Demande d’annulation de l’hébergement des données de santé chez Microsoft

Le Conseil d'Etat est saisi d'une demande d'annulation de l'autorisation de la Cnil

L’Internet Society France demande au Conseil d’Etat d’annuler la délibération de la Cnil autorisant l’hébergement par Microsoft des données de santé des Français. L’Internet Society présente ce recours comme étant pédagogique et utile pour les Français et pour les hébergeurs européens.

La Cnil lance un appel à l’aide

Curieusement, l’Internet Society affirme que la délibération de la Cnil est « un appel à l’aide« . Elle enjoint le gouvernement français à trouver une solution technique avec les acteurs français et européens proposant des hébergements respectueux de la souveraineté numérique.

L’Internet society France demande l’annulation de la délibération de la Cnil du 21 décembre 2023

L’Internet Society France demande l’annulation de la délibération de la CNIL du 21 décembre 2023, publiée au journal officiel le 31 janvier 2024, autorisant le groupement d’intérêt public « Plateforme de données de santé » à constituer un entrepôt de données de santé nommé EMC2 reposant sur les technologies de Microsoft Azure.

L’Internet Society France exprime des inquiétudes quant au fait de confier les données de santé des Français à un acteur soumis au droit états-unien. « Les disparités entre les lois et les législations relatives à la protection des données en vigueur dans les deux pays pourraient en effet compromettre la confidentialité des données de santé des Français » pointe l’Internet Society.

Absence de compétence du groupement d’intérêt public « Plateforme de données de santé »

Dans son recours, l’Internet Society France s’interroge en particulier  sur l’absence de compétence du groupement d’intérêt public « Plateforme de données de santé » pour candidater à un appel d’offres européen ; sur la violation de l’article 48 du RGPD qui concerne les « Transferts ou divulgations non autorisés par le droit de l’Union » ;  sur l’existence d’une erreur manifeste d’appréciation au regard de la circulaire du Premier Ministre sur l’utilisation du Cloud et sur l’atteinte disproportionnée à la vie privée des personnes concernées.

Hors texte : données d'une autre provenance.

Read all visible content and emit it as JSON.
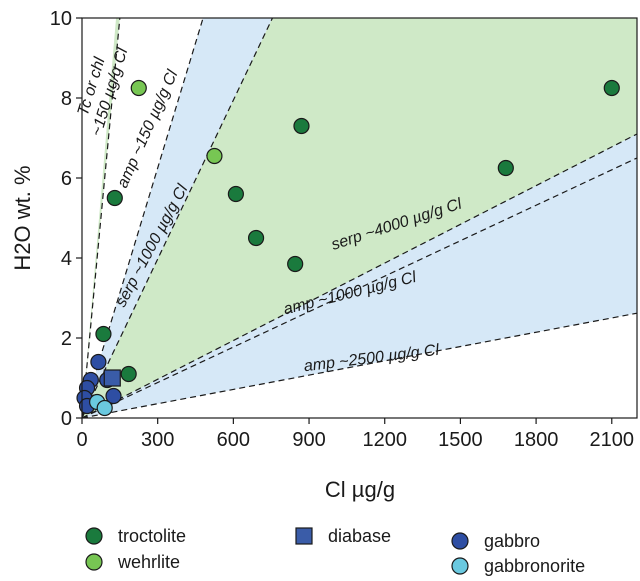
{
  "chart_data": {
    "type": "scatter",
    "xlabel": "Cl µg/g",
    "ylabel": "H2O wt. %",
    "xlim": [
      0,
      2200
    ],
    "ylim": [
      0,
      10
    ],
    "x_ticks": [
      0,
      300,
      600,
      900,
      1200,
      1500,
      1800,
      2100
    ],
    "y_ticks": [
      0,
      2,
      4,
      6,
      8,
      10
    ],
    "x_tick_labels": [
      "0",
      "300",
      "600",
      "900",
      "1200",
      "1500",
      "1800",
      "2100"
    ],
    "y_tick_labels": [
      "0",
      "2",
      "4",
      "6",
      "8",
      "10"
    ],
    "grid": false,
    "legend_position": "bottom",
    "reference_lines": [
      {
        "label": "Tc or chl ~150 µg/g Cl",
        "points": [
          [
            0,
            0
          ],
          [
            150,
            10
          ]
        ]
      },
      {
        "label": "amp ~150 µg/g Cl",
        "points": [
          [
            0,
            0
          ],
          [
            480,
            10
          ]
        ]
      },
      {
        "label": "serp ~1000 µg/g Cl",
        "points": [
          [
            0,
            0
          ],
          [
            755,
            10
          ]
        ]
      },
      {
        "label": "serp ~4000 µg/g Cl",
        "points": [
          [
            0,
            0
          ],
          [
            2200,
            7.1
          ]
        ]
      },
      {
        "label": "amp ~1000 µg/g Cl",
        "points": [
          [
            0,
            0
          ],
          [
            2200,
            6.5
          ]
        ]
      },
      {
        "label": "amp ~2500 µg/g Cl",
        "points": [
          [
            0,
            0
          ],
          [
            2200,
            2.62
          ]
        ]
      }
    ],
    "shaded_regions": [
      {
        "color": "#cfe9c7",
        "polygon": [
          [
            0,
            0
          ],
          [
            135,
            10
          ],
          [
            150,
            10
          ]
        ]
      },
      {
        "color": "#d6e8f7",
        "polygon": [
          [
            0,
            0
          ],
          [
            480,
            10
          ],
          [
            2200,
            10
          ],
          [
            2200,
            6.5
          ]
        ]
      },
      {
        "color": "#cfe9c7",
        "polygon": [
          [
            0,
            0
          ],
          [
            755,
            10
          ],
          [
            2200,
            10
          ],
          [
            2200,
            7.1
          ]
        ]
      },
      {
        "color": "#d6e8f7",
        "polygon": [
          [
            0,
            0
          ],
          [
            2200,
            6.5
          ],
          [
            2200,
            2.62
          ]
        ]
      }
    ],
    "series": [
      {
        "name": "troctolite",
        "marker": "circle",
        "color": "#1a7a3d",
        "x": [
          2100,
          1680,
          870,
          610,
          690,
          845,
          130,
          85,
          185
        ],
        "y": [
          8.25,
          6.25,
          7.3,
          5.6,
          4.5,
          3.85,
          5.5,
          2.1,
          1.1
        ]
      },
      {
        "name": "wehrlite",
        "marker": "circle",
        "color": "#77c653",
        "x": [
          225,
          525
        ],
        "y": [
          8.25,
          6.55
        ]
      },
      {
        "name": "diabase",
        "marker": "square",
        "color": "#3a5ca8",
        "x": [
          120
        ],
        "y": [
          1.0
        ]
      },
      {
        "name": "gabbro",
        "marker": "circle",
        "color": "#2e4ea3",
        "x": [
          65,
          100,
          35,
          20,
          10,
          125,
          20
        ],
        "y": [
          1.4,
          0.95,
          0.95,
          0.75,
          0.5,
          0.55,
          0.3
        ]
      },
      {
        "name": "gabbronorite",
        "marker": "circle",
        "color": "#6ac9e0",
        "x": [
          60,
          90
        ],
        "y": [
          0.4,
          0.25
        ]
      }
    ]
  }
}
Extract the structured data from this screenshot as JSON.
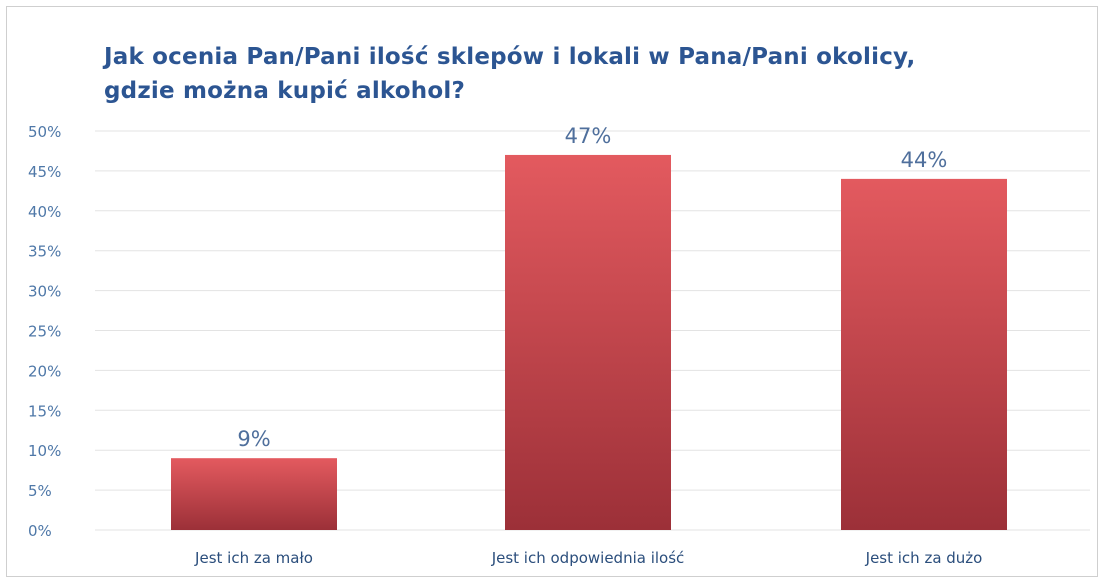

L’Internet Society France reste persuadée que des solutions européennes voire françaises peuvent et doivent être trouvées

L’Internet Society France observe que la Cnil elle-même déplore de ne pas avoir trouvé d’hébergeur de données qui soit à la fois compatible avec les exigences techniques et qui ne soit pas soumis à une législation extra-européenne.  L’Internet Society France reste persuadée que des solutions européennes voire françaises peuvent et doivent être trouvées, et est déterminée à agir pour que ces solutions soient réellement recherchées et mises en œuvre avec les acteurs européens de l’hébergement.

« Les regrets de la CNIL sur sa propre décision  interpellent » réagit Me France Charruyer, Avocate associée et Managing Partner du cabinet d’avocats ALTIJ, qui porte le recours. « Les données de santé des Français seront potentiellement accessibles sans contrôle suffisant par des acteurs états-uniens. On peut imaginer toutes les dérives, y compris leur exploitation à des fins de stratégies industrielles ou autre type d’ingérence au vu de la portée de l’extra-territorialité du Droit des Etats-Unis » poursuit-elle. « Comment est-il possible qu’aucun acteur européen ne soit en mesure de sécuriser les données de santé des Français ? » demande l’Internet Society France.

Une association qui veut représenter les utilisateurs d’internet

L’Internet Society est une association créée en 1992 afin de représenter les utilisateurs d’Internet dans les instances de la gouvernance de l’Internet en France et dans le monde. Son objectif est un Internet neutre, unique et ouvert à tous. L’Internet Society est présente dans 100 pays dans le monde. Le chapitre français a été créé en 1996 et est présidé par Nicolas Chagny depuis 2015.